“I am no longer a one-hit wonder,” tweeted Tiffany Zhong, on the morning of July 3.
Zhong, the 27-year-old founder and CEO of noplace (yes, the name is all lowercase), a MySpace-styled social media app for Gen Z, posted a screenshot of the Apple app store, next to a selfie of herself screaming. Noplace ranked number one for free iPhone apps.
“[It’s] an amazing feeling,” she told The Standard.
“Take that, Temu,” tweeted Alexis Ohanian, the co-founder of Reddit, in reply to Zhong’s post. “Such a vibe. Congrats.” Noplace’s release knocked the Chinese shopping app into second place, followed by social media giants Threads, TikTok, and Google. (Ohanian co-hosted the “Probably Nothing” podcast with Zhong a few years back).
Noplace has been around since April, but was previously an invite-only beta. It’s one of the growing number of startups that are launching new social media platforms, ostensibly to address the loneliness epidemic. 79% of Gen Z (ie, people born roughly between 1995 and 2009) report high levels of isolation, according to to a Cigna research survey, with 42% of people aged 18-34 reporting they “always feel left out.”
Of course, turning to another social media app to solve this problem may seem contradictory, seeing that social media usage has been linked to increased rates of depression. But Zhong believes it’s not the platform per se that’s the problem, but the way people interact with it.
Zhong, who splits her time between San Francisco and Tokyo, has been immersed in startupland for some time. In 2017 she released Zebra IQ, a platform for Gen Z people to give brands feedback, and also founded Pineapple Capital, an early-stage investment firm.
The noplace app has a distinctly early 2000’s vibe, with the design team heavily leaning into teens and twentysomethings’ Y2K now-stalgia. The MySpace comparisons begin with Zhong: her LinkedIn profile lists her as the founder of “noplace, fka (formerly known as) nospace.”
The design is clean, cheeky—the default text in a user’s “about me” section, says “i am cringe, but i am free”—and the intentional use of lowercase i’s give it a playful feel.

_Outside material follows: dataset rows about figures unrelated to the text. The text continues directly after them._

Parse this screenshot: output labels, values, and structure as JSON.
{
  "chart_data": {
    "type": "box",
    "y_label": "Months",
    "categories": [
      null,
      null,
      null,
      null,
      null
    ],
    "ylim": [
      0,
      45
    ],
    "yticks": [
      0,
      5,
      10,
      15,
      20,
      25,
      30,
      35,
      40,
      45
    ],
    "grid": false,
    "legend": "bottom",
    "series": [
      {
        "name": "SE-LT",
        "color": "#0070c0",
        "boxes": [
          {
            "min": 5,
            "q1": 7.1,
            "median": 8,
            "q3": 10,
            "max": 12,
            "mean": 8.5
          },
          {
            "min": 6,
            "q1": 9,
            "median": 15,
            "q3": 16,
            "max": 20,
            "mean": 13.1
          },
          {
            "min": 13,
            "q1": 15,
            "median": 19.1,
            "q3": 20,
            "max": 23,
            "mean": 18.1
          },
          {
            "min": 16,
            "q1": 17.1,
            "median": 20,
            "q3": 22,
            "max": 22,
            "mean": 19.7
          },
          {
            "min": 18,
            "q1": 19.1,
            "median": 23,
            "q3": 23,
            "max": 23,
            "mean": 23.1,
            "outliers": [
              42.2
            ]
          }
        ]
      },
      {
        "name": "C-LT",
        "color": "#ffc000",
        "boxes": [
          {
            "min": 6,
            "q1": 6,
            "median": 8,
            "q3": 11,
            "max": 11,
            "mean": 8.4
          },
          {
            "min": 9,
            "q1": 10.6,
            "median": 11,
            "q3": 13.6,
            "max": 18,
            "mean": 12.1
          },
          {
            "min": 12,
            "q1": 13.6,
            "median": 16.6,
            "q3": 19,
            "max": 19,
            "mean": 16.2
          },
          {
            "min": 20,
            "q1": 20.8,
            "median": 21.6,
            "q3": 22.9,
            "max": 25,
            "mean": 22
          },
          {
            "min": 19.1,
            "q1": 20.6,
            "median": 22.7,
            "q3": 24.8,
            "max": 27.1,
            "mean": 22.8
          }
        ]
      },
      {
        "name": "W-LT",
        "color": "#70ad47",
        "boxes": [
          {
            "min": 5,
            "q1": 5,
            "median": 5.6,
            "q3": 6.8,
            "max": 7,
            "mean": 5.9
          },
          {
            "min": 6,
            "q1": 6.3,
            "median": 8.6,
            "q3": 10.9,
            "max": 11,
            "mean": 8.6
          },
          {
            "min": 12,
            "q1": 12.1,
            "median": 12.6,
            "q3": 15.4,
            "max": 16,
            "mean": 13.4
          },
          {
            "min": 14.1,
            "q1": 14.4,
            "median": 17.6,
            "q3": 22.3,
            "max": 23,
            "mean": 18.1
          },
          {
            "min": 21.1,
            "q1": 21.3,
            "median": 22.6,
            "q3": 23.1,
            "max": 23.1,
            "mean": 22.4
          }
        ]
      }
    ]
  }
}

The sign-up process for noplace was straightforward; I picked a username, selected some interests—I love that the hobbies section had “sleep” as an option—then uploaded a profile picture and tried to connect with some friends. Clearly, I’m not the target audience (I’m peak millennial) because I couldn’t find anyone I already know—but some potential friends were suggested to me. I could also interact with users en masse in the “everyone” feed, a stream of consciousness that spanned what musicians people loved, their hobbies, and various deep-cut Y2K references. Everyone there seemed to be spiritually, if not literally, 19.
It was interesting to skim the noplace updates, as they felt so natural. “Has anyone else been sitting in their rooms the entire summer?” asked the user uncooked-pizza. “I’m too broke for anything.”
Instagram and TikTok algorithms have made me used to seeing posts non-chronologically, and only surfacing the most exciting content, where this was intentionally not designed that way: the goal here is for connection, not claps.
Pre-launch, over half a million people were on the waitlist, and today the download volume exceeded expectations.
“Our dev is updating the mainframe and getting a glass of milk…he hasn’t eaten anything in the last 18 hours,” wrote Zhong in a noplace post.
“We have gone too viral to function,” tweeted noplace’s X account.
Given the surge in interest, for now, Zhong’s holding off on partying. “We’ve gone super viral a few times now, and it never ceases to be super fun,” she said. “We celebrate by working hard on keeping the app up and making it better and better.”